Олег знал несколько пьес, которые умел играть по нотам. Ноты в суете отъезда взять забыли,- до них ли было, когда эвакуировались? От дыма Олег закашлялся, но поднял скрипку к подбородку.

- Упражнения могу для каждой струны и для всех... Еще могу этюды...

- А из готовых, однако же, произведений?

- Могу Бетховена "Сурок".

- "Сурок"? Что же? Давай твоего "Сурка".

Старик подошел сбоку, наклонил ухо поближе к скрипке и начал скручивать новую цигарку. Бетховенский "Сурок" Олегу нравился.

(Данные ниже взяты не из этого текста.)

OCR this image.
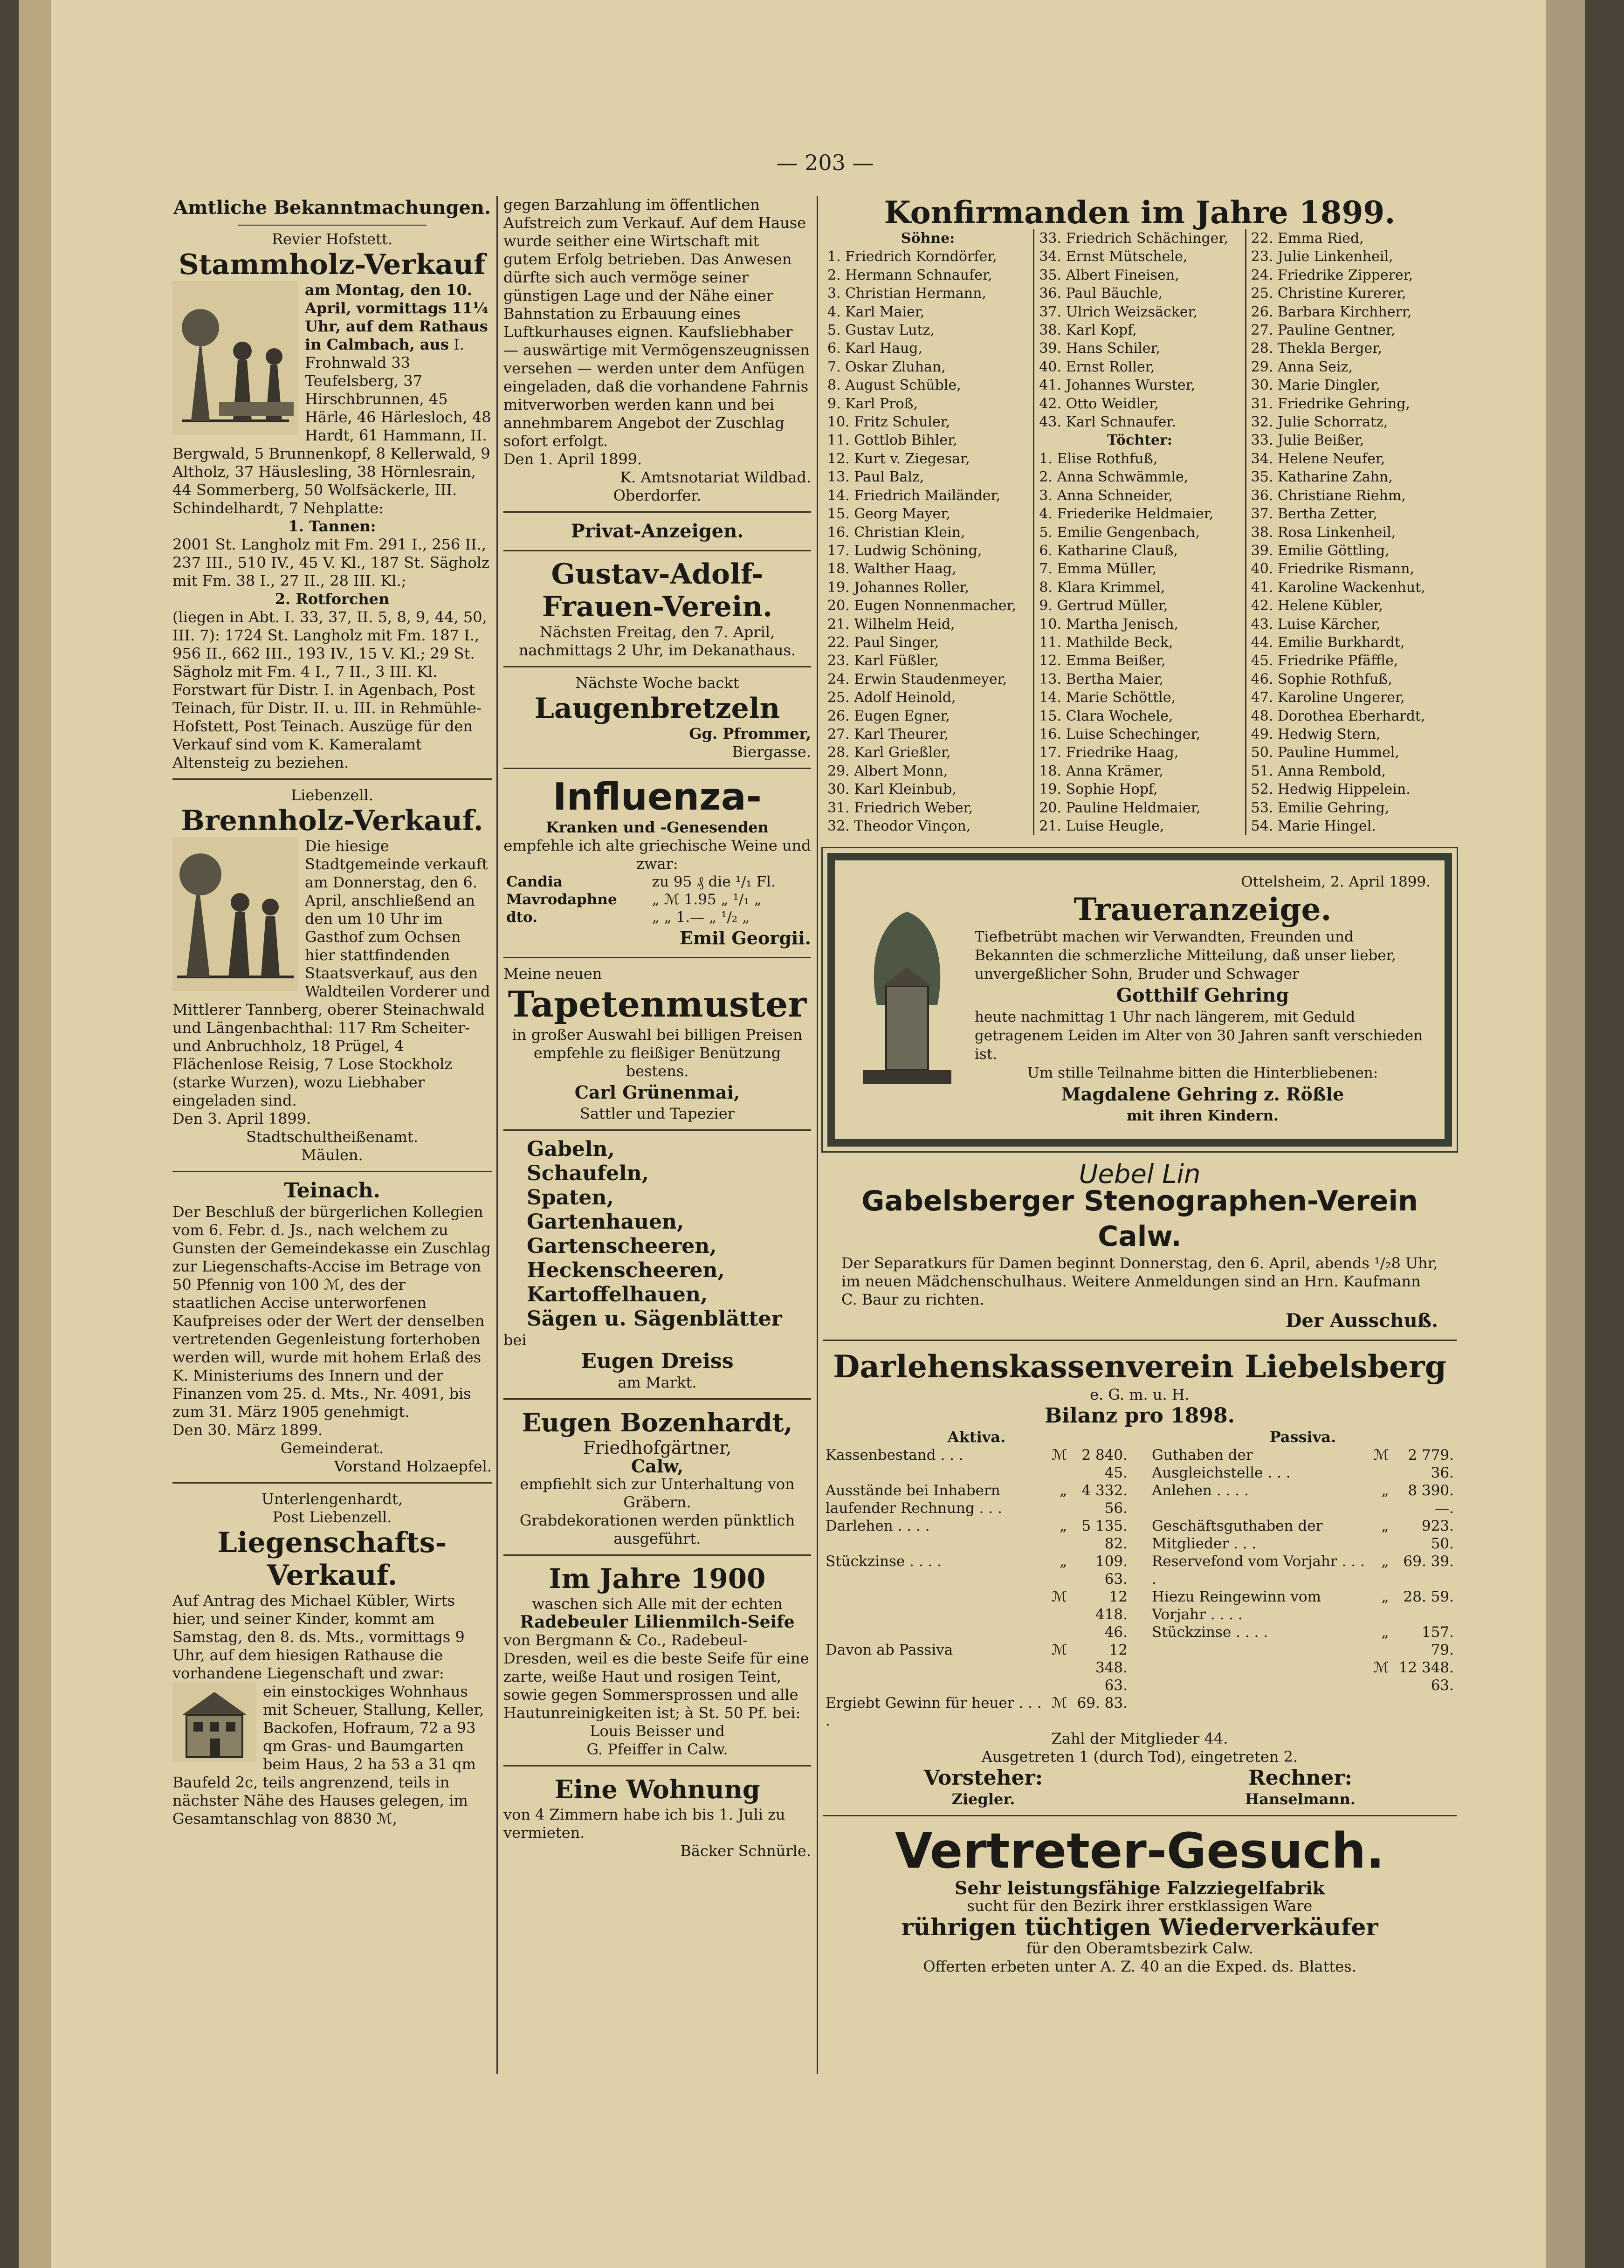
— 203 —
Amtliche Bekanntmachungen.
Revier Hofstett.
Stammholz-Verkauf
am Montag, den 10. April, vormittags 11¼ Uhr, auf dem Rathaus in Calmbach, aus I. Frohnwald 33 Teufelsberg, 37 Hirschbrunnen, 45 Härle, 46 Härlesloch, 48 Hardt, 61 Hammann, II. Bergwald, 5 Brunnenkopf, 8 Kellerwald, 9 Altholz, 37 Häuslesling, 38 Hörnlesrain, 44 Sommerberg, 50 Wolfsäckerle, III. Schindelhardt, 7 Nehplatte:
1. Tannen:
2001 St. Langholz mit Fm. 291 I., 256 II., 237 III., 510 IV., 45 V. Kl., 187 St. Sägholz mit Fm. 38 I., 27 II., 28 III. Kl.;
2. Rotforchen
(liegen in Abt. I. 33, 37, II. 5, 8, 9, 44, 50, III. 7): 1724 St. Langholz mit Fm. 187 I., 956 II., 662 III., 193 IV., 15 V. Kl.; 29 St. Sägholz mit Fm. 4 I., 7 II., 3 III. Kl.
Forstwart für Distr. I. in Agenbach, Post Teinach, für Distr. II. u. III. in Rehmühle-Hofstett, Post Teinach. Auszüge für den Verkauf sind vom K. Kameralamt Altensteig zu beziehen.
Liebenzell.
Brennholz-Verkauf.
Die hiesige Stadtgemeinde verkauft am Donnerstag, den 6. April, anschließend an den um 10 Uhr im Gasthof zum Ochsen hier stattfindenden Staatsverkauf, aus den Waldteilen Vorderer und Mittlerer Tannberg, oberer Steinachwald und Längenbachthal: 117 Rm Scheiter- und Anbruchholz, 18 Prügel, 4 Flächenlose Reisig, 7 Lose Stockholz (starke Wurzen), wozu Liebhaber eingeladen sind.
Den 3. April 1899.
Stadtschultheißenamt.
Mäulen.
Teinach.
Der Beschluß der bürgerlichen Kollegien vom 6. Febr. d. Js., nach welchem zu Gunsten der Gemeindekasse ein Zuschlag zur Liegenschafts-Accise im Betrage von 50 Pfennig von 100 ℳ, des der staatlichen Accise unterworfenen Kaufpreises oder der Wert der denselben vertretenden Gegenleistung forterhoben werden will, wurde mit hohem Erlaß des K. Ministeriums des Innern und der Finanzen vom 25. d. Mts., Nr. 4091, bis zum 31. März 1905 genehmigt.
Den 30. März 1899.
Gemeinderat.
Vorstand Holzaepfel.
Unterlengenhardt,
Post Liebenzell.
Liegenschafts-Verkauf.
Auf Antrag des Michael Kübler, Wirts hier, und seiner Kinder, kommt am Samstag, den 8. ds. Mts., vormittags 9 Uhr, auf dem hiesigen Rathause die vorhandene Liegenschaft und zwar:
ein einstockiges Wohnhaus mit Scheuer, Stallung, Keller, Backofen, Hofraum, 72 a 93 qm Gras- und Baumgarten beim Haus, 2 ha 53 a 31 qm Baufeld 2c, teils angrenzend, teils in nächster Nähe des Hauses gelegen, im Gesamtanschlag von 8830 ℳ,
gegen Barzahlung im öffentlichen Aufstreich zum Verkauf. Auf dem Hause wurde seither eine Wirtschaft mit gutem Erfolg betrieben. Das Anwesen dürfte sich auch vermöge seiner günstigen Lage und der Nähe einer Bahnstation zu Erbauung eines Luftkurhauses eignen. Kaufsliebhaber — auswärtige mit Vermögenszeugnissen versehen — werden unter dem Anfügen eingeladen, daß die vorhandene Fahrnis mitverworben werden kann und bei annehmbarem Angebot der Zuschlag sofort erfolgt.
Den 1. April 1899.
K. Amtsnotariat Wildbad.
Oberdorfer.
Privat-Anzeigen.
Gustav-Adolf-
Frauen-Verein.
Nächsten Freitag, den 7. April, nachmittags 2 Uhr, im Dekanathaus.
Nächste Woche backt
Laugenbretzeln
Gg. Pfrommer,
Biergasse.
Influenza-
Kranken und -Genesenden
empfehle ich alte griechische Weine und zwar:
Candia	zu 95 ₰ die ¹/₁ Fl.
Mavrodaphne	„ ℳ 1.95 „ ¹/₁ „
dto.	„ „ 1.— „ ¹/₂ „
Emil Georgii.
Meine neuen
Tapetenmuster
in großer Auswahl bei billigen Preisen empfehle zu fleißiger Benützung bestens.
Carl Grünenmai,
Sattler und Tapezier
Gabeln,
Schaufeln,
Spaten,
Gartenhauen,
Gartenscheeren,
Heckenscheeren,
Kartoffelhauen,
Sägen u. Sägenblätter
bei
Eugen Dreiss
am Markt.
Eugen Bozenhardt,
Friedhofgärtner,
Calw,
empfiehlt sich zur Unterhaltung von Gräbern.
Grabdekorationen werden pünktlich ausgeführt.
Im Jahre 1900
waschen sich Alle mit der echten
Radebeuler Lilienmilch-Seife
von Bergmann & Co., Radebeul-Dresden, weil es die beste Seife für eine zarte, weiße Haut und rosigen Teint, sowie gegen Sommersprossen und alle Hautunreinigkeiten ist; à St. 50 Pf. bei:
Louis Beisser und
G. Pfeiffer in Calw.
Eine Wohnung
von 4 Zimmern habe ich bis 1. Juli zu vermieten.
Bäcker Schnürle.
Konfirmanden im Jahre 1899.
Söhne:
1. Friedrich Korndörfer,
2. Hermann Schnaufer,
3. Christian Hermann,
4. Karl Maier,
5. Gustav Lutz,
6. Karl Haug,
7. Oskar Zluhan,
8. August Schüble,
9. Karl Proß,
10. Fritz Schuler,
11. Gottlob Bihler,
12. Kurt v. Ziegesar,
13. Paul Balz,
14. Friedrich Mailänder,
15. Georg Mayer,
16. Christian Klein,
17. Ludwig Schöning,
18. Walther Haag,
19. Johannes Roller,
20. Eugen Nonnenmacher,
21. Wilhelm Heid,
22. Paul Singer,
23. Karl Füßler,
24. Erwin Staudenmeyer,
25. Adolf Heinold,
26. Eugen Egner,
27. Karl Theurer,
28. Karl Grießler,
29. Albert Monn,
30. Karl Kleinbub,
31. Friedrich Weber,
32. Theodor Vinçon,
33. Friedrich Schächinger,
34. Ernst Mütschele,
35. Albert Fineisen,
36. Paul Bäuchle,
37. Ulrich Weizsäcker,
38. Karl Kopf,
39. Hans Schiler,
40. Ernst Roller,
41. Johannes Wurster,
42. Otto Weidler,
43. Karl Schnaufer.
Töchter:
1. Elise Rothfuß,
2. Anna Schwämmle,
3. Anna Schneider,
4. Friederike Heldmaier,
5. Emilie Gengenbach,
6. Katharine Clauß,
7. Emma Müller,
8. Klara Krimmel,
9. Gertrud Müller,
10. Martha Jenisch,
11. Mathilde Beck,
12. Emma Beißer,
13. Bertha Maier,
14. Marie Schöttle,
15. Clara Wochele,
16. Luise Schechinger,
17. Friedrike Haag,
18. Anna Krämer,
19. Sophie Hopf,
20. Pauline Heldmaier,
21. Luise Heugle,
22. Emma Ried,
23. Julie Linkenheil,
24. Friedrike Zipperer,
25. Christine Kurerer,
26. Barbara Kirchherr,
27. Pauline Gentner,
28. Thekla Berger,
29. Anna Seiz,
30. Marie Dingler,
31. Friedrike Gehring,
32. Julie Schorratz,
33. Julie Beißer,
34. Helene Neufer,
35. Katharine Zahn,
36. Christiane Riehm,
37. Bertha Zetter,
38. Rosa Linkenheil,
39. Emilie Göttling,
40. Friedrike Rismann,
41. Karoline Wackenhut,
42. Helene Kübler,
43. Luise Kärcher,
44. Emilie Burkhardt,
45. Friedrike Pfäffle,
46. Sophie Rothfuß,
47. Karoline Ungerer,
48. Dorothea Eberhardt,
49. Hedwig Stern,
50. Pauline Hummel,
51. Anna Rembold,
52. Hedwig Hippelein.
53. Emilie Gehring,
54. Marie Hingel.
Ottelsheim, 2. April 1899.
Traueranzeige.
Tiefbetrübt machen wir Verwandten, Freunden und Bekannten die schmerzliche Mitteilung, daß unser lieber, unvergeßlicher Sohn, Bruder und Schwager
Gotthilf Gehring
heute nachmittag 1 Uhr nach längerem, mit Geduld getragenem Leiden im Alter von 30 Jahren sanft verschieden ist.
Um stille Teilnahme bitten die Hinterbliebenen:
Magdalene Gehring z. Rößle
mit ihren Kindern.
Uebel Lin
Gabelsberger Stenographen-Verein Calw.
Der Separatkurs für Damen beginnt Donnerstag, den 6. April, abends ¹/₂8 Uhr, im neuen Mädchenschulhaus. Weitere Anmeldungen sind an Hrn. Kaufmann C. Baur zu richten.
Der Ausschuß.
Darlehenskassenverein Liebelsberg
e. G. m. u. H.
Bilanz pro 1898.
Aktiva.
Kassenbestand . . .	ℳ	2 840. 45.
Ausstände bei Inhabern laufender Rechnung . . .	„	4 332. 56.
Darlehen . . . .	„	5 135. 82.
Stückzinse . . . .	„	109. 63.
	ℳ	12 418. 46.
Davon ab Passiva	ℳ	12 348. 63.
Ergiebt Gewinn für heuer . . . .	ℳ	69. 83.
Passiva.
Guthaben der Ausgleichstelle . . .	ℳ	2 779. 36.
Anlehen . . . .	„	8 390. —.
Geschäftsguthaben der Mitglieder . . .	„	923. 50.
Reservefond vom Vorjahr . . . .	„	69. 39.
Hiezu Reingewinn vom Vorjahr . . . .	„	28. 59.
Stückzinse . . . .	„	157. 79.
	ℳ	12 348. 63.
Zahl der Mitglieder 44.
Ausgetreten 1 (durch Tod), eingetreten 2.
Vorsteher:
Ziegler.
Rechner:
Hanselmann.
Vertreter-Gesuch.
Sehr leistungsfähige Falzziegelfabrik
sucht für den Bezirk ihrer erstklassigen Ware
rührigen tüchtigen Wiederverkäufer
für den Oberamtsbezirk Calw.
Offerten erbeten unter A. Z. 40 an die Exped. ds. Blattes.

Он напевал его, даже когда не играл.

По разным странам я бродил,

И мой сурок со мною...

Сурка было жалко. Бездомный, забитый и голодный, бродил он с хозяином в поисках куска хлеба. "Сурок", между прочим, сохранился в памяти Олега на всю жизнь, и сыну своему четверть века спустя Олег это напевал.

Немец-младший сыграл "Сурка" два раза подряд, начал третий раз и оборвал. Опустив скрипку, он стоял молча, только кашлял, глотая махорочный дым.

- Молодец!- похвалил Чупеев.- А песню "Священная война" знаешь?

- Знаю. Только сыграть не могу.

- Тогда спой. Только громче, а то я не слышу.

- Вставай, стр-р-рана огр-р-ромная,- запел Олег,- вставай на смер-р-ртный бой!

- Однако же и поешь ты тоже неплохо!- воскликнул старичок.- Вот и выучи к следующему разу, чтобы играть на скрипке "Священную войну". Еще хорошо бы "Интернационал". А то Сурок, Сурок... Сейчас война, драться надо!.. На сегодня хватит. Как разучишь, приходи. Мы с тобой вместе и споем!